If plants do communicate through electrical signals during eclipses, it could:
- Reveal new aspects of plant sensory capabilities
- Lead to better understanding of plant responses to environmental changes
- Potentially inform new agricultural techniques
- Challenge our understanding of plant consciousness and intelligence
The Path Forward
The scientific process is working as intended here: bold claims are being tested, alternative explanations are being proposed, and researchers are being pushed to provide more rigorous evidence.
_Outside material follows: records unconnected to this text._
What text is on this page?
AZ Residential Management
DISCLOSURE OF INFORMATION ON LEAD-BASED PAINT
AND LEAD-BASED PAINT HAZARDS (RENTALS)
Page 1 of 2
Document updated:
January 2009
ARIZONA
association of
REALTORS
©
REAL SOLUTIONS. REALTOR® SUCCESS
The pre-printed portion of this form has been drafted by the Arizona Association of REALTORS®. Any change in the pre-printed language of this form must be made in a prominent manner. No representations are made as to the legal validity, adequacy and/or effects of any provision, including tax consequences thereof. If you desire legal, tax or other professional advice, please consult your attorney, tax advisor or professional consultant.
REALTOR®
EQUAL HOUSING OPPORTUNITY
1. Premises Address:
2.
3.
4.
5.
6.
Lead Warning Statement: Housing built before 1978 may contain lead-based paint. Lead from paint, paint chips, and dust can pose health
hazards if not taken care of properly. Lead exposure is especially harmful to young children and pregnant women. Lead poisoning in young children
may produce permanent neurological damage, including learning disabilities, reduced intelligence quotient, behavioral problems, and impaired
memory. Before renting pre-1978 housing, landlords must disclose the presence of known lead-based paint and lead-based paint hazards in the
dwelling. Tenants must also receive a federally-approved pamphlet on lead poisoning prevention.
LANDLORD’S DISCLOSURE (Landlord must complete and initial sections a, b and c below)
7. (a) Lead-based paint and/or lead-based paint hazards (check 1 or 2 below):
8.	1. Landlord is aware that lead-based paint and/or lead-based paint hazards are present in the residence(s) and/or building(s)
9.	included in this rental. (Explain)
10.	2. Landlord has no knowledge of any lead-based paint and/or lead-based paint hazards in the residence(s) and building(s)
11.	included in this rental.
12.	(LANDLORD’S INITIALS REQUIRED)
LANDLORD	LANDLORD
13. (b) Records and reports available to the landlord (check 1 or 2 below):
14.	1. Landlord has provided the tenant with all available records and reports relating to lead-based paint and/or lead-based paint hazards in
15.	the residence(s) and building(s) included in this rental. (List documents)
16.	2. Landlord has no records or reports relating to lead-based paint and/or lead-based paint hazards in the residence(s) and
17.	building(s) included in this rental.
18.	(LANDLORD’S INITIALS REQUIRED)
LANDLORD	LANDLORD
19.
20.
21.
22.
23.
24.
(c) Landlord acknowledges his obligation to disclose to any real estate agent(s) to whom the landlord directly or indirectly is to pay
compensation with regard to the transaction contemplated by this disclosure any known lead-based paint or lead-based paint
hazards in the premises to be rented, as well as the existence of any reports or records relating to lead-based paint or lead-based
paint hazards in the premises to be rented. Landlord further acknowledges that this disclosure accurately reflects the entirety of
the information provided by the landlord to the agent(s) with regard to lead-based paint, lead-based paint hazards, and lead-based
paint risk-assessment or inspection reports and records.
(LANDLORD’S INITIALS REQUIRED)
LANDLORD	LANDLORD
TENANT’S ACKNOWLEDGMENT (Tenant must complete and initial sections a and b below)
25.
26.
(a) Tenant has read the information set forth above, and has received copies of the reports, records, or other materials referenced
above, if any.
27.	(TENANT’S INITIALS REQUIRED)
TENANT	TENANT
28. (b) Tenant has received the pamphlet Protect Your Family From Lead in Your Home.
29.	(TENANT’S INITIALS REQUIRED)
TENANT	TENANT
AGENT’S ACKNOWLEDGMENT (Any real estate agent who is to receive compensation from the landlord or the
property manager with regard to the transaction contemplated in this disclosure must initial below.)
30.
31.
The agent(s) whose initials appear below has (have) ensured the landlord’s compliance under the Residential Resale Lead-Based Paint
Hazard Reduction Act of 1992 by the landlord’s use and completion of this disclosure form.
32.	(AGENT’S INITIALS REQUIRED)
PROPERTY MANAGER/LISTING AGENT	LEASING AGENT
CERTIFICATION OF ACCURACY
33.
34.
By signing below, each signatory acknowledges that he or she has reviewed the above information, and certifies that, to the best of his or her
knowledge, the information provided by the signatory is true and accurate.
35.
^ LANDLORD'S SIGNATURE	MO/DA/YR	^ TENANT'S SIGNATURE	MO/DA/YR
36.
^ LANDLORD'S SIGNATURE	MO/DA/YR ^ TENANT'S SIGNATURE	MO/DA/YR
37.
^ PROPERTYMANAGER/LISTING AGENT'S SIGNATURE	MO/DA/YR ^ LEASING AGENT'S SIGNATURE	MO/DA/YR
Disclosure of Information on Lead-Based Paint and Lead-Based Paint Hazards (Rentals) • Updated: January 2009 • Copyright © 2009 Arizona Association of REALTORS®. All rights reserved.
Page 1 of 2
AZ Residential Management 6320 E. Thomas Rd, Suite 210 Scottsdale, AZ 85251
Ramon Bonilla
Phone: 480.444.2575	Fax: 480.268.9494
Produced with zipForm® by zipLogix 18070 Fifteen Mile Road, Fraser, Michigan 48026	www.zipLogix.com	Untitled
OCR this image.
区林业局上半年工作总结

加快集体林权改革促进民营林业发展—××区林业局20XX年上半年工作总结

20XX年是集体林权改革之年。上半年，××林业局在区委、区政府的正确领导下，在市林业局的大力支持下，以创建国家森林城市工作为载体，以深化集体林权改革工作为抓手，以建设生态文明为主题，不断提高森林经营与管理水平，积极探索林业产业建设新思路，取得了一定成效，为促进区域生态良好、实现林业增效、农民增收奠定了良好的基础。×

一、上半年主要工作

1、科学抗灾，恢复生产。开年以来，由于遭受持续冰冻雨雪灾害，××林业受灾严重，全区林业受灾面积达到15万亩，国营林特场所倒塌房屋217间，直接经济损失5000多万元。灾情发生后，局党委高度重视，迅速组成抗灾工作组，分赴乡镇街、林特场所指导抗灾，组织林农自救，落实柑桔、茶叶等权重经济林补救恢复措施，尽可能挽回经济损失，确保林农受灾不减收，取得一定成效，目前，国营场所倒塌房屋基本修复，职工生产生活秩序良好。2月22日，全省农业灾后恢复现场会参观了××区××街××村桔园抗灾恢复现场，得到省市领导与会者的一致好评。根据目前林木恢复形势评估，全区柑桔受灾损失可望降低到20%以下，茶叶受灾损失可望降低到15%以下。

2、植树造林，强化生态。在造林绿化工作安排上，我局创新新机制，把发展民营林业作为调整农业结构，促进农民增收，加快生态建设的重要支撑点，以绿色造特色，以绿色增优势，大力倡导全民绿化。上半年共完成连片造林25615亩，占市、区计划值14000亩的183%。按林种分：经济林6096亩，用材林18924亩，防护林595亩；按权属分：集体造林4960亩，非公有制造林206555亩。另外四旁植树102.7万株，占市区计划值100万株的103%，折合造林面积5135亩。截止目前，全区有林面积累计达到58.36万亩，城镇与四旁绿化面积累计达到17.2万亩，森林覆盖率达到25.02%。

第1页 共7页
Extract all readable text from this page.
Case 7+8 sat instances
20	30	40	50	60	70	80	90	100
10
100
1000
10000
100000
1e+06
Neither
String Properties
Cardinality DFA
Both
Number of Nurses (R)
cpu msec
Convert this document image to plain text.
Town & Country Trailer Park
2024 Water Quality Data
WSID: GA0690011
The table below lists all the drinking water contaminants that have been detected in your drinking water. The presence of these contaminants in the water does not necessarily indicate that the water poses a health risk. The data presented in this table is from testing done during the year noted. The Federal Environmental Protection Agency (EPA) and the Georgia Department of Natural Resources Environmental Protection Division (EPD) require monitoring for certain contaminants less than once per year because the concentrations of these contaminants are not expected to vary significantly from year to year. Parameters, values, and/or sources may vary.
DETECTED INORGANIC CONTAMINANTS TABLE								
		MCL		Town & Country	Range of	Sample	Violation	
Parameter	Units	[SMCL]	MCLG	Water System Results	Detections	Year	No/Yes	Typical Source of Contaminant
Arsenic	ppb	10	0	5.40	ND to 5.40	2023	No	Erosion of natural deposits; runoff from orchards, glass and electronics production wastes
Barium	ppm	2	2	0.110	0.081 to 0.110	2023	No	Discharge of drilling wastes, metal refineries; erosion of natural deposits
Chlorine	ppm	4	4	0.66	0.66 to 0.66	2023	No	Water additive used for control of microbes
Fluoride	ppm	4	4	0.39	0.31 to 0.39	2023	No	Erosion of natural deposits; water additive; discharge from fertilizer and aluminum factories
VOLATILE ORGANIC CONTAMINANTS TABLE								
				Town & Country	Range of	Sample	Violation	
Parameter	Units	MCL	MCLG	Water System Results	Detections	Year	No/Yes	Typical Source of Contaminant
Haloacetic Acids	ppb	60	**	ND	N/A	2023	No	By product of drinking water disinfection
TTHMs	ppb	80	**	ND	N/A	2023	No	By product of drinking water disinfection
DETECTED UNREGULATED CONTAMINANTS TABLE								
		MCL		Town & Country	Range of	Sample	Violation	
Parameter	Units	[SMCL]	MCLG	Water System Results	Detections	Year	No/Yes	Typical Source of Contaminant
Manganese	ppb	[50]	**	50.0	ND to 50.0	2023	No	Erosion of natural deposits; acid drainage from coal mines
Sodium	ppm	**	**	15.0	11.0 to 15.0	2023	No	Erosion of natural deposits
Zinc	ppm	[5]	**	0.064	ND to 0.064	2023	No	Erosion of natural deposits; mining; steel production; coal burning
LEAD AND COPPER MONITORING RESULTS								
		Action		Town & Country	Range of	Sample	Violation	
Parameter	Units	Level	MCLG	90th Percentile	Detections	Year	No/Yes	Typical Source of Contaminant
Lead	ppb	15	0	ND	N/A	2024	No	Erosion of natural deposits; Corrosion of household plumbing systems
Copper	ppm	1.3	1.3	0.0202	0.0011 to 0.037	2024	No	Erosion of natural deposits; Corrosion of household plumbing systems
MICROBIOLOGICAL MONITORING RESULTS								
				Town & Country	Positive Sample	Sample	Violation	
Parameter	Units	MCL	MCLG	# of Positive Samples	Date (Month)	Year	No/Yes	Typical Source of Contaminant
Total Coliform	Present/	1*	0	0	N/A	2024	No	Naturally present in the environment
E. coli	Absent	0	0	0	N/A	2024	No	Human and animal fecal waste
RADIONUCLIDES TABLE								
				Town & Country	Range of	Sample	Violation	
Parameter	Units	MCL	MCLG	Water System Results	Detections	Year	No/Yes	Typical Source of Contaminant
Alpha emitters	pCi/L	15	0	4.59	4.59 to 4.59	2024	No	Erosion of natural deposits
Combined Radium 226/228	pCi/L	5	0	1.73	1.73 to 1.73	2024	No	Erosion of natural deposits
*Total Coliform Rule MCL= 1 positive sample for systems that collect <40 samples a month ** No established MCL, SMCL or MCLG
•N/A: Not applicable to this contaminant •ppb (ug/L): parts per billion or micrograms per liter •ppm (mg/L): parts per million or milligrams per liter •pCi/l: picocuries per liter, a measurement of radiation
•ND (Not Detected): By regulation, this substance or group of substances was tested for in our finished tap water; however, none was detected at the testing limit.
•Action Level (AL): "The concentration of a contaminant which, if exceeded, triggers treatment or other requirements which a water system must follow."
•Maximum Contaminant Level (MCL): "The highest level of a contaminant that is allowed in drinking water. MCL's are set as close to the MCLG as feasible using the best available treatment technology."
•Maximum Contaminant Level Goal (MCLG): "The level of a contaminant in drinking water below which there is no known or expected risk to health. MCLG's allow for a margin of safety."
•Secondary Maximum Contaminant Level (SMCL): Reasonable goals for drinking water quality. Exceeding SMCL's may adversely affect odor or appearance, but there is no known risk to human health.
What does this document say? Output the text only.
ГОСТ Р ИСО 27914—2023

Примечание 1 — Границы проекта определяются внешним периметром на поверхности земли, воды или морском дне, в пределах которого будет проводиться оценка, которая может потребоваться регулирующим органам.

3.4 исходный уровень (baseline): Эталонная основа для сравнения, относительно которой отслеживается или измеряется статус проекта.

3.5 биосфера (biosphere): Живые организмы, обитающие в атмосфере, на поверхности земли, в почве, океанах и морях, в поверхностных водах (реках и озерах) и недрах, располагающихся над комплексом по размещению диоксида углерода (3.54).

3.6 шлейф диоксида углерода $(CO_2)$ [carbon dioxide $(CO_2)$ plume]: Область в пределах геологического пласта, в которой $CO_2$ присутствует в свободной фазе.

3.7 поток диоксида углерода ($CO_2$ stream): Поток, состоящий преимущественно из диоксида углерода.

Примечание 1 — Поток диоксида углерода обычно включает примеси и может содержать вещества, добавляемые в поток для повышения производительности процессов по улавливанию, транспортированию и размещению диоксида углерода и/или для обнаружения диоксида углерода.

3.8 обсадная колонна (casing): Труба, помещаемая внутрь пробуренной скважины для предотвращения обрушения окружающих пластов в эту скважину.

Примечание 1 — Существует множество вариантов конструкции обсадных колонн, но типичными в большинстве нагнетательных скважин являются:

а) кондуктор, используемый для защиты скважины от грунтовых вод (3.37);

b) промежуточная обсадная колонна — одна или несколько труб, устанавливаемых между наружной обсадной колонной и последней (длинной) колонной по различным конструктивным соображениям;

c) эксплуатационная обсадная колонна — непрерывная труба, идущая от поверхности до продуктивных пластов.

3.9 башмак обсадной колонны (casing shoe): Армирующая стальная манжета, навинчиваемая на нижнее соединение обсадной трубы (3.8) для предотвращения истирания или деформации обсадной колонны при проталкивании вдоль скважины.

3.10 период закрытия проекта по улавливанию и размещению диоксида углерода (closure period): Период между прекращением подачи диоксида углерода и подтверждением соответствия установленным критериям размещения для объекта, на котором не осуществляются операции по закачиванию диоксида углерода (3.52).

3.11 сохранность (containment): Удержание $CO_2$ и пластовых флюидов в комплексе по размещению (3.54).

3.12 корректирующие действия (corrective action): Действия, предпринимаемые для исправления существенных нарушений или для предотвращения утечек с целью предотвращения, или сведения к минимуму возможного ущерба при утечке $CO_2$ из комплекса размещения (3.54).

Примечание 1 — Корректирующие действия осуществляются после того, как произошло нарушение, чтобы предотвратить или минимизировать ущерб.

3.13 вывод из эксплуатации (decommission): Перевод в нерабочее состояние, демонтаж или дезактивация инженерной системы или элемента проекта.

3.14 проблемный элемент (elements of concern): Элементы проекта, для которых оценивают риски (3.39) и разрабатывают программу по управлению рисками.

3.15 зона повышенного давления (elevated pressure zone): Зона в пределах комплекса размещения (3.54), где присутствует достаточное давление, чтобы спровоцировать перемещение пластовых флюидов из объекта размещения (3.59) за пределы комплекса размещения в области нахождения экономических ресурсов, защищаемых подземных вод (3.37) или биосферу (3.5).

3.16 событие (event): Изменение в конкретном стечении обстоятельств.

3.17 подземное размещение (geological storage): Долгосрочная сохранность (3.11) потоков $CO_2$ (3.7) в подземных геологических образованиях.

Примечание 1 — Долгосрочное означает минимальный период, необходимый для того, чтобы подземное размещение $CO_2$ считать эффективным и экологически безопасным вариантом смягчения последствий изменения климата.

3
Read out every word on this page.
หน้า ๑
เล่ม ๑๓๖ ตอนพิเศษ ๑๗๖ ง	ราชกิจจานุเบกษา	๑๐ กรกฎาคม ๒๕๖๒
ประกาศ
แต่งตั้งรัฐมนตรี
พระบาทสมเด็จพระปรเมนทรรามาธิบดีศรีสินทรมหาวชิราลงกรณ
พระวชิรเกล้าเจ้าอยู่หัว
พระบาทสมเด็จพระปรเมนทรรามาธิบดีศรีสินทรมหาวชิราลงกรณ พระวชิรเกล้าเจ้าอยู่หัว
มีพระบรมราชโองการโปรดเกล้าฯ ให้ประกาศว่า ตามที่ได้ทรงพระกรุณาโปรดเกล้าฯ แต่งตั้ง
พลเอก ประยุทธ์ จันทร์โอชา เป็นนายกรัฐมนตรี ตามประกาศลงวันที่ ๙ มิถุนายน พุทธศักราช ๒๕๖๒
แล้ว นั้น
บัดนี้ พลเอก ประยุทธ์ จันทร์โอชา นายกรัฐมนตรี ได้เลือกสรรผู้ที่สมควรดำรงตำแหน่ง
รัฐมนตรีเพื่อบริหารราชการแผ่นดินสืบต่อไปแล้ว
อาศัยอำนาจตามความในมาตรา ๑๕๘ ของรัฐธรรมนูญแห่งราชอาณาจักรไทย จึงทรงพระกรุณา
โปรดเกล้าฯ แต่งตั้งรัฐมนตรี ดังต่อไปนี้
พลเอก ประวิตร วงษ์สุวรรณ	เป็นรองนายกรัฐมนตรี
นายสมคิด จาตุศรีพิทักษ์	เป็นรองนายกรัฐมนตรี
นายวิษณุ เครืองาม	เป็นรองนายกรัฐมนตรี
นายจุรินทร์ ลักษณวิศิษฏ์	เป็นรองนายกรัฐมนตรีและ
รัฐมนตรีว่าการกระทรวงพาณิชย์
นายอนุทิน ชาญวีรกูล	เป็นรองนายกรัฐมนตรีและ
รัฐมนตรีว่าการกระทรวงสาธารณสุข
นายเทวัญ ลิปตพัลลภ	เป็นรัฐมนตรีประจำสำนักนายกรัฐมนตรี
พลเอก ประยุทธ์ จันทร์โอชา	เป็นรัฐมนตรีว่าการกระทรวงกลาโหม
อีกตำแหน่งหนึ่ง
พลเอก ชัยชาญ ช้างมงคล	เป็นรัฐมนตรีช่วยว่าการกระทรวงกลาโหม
As Gagliano noted, “follow-up work is ongoing and will be communicated through peer-reviewed channels.” This suggests that the debate will continue in scientific journals rather than just in media coverage.
The controversy also highlights the importance of:
- Proper experimental controls
- Multiple hypothesis testing
- Transparent methodology
- Peer review process
- Replication of results
Conclusion: A Scientific Thunderstorm
What began as an intriguing observation about plant electrical activity during a solar eclipse has exploded into a full-blown scientific controversy. The debate touches on fundamental questions about plant communication, scientific methodology, and how we distinguish between groundbreaking discoveries and wishful thinking.
As the scientific community continues to investigate these claims, one thing is clear: the idea that plants might “talk” during solar eclipses has captured imaginations far beyond the laboratory. Whether this turns out to be a genuine scientific breakthrough or a cautionary tale about overinterpretation of preliminary data, it’s already succeeded in making people look at plants—and eclipses—in a whole new light.
The next total solar eclipse in North America won’t occur until 2044, giving researchers plenty of time to design better experiments and settle this debate once and for all. Until then, the scientific community—and the public—will be watching closely to see whether plants really do have something to say when the sun goes dark.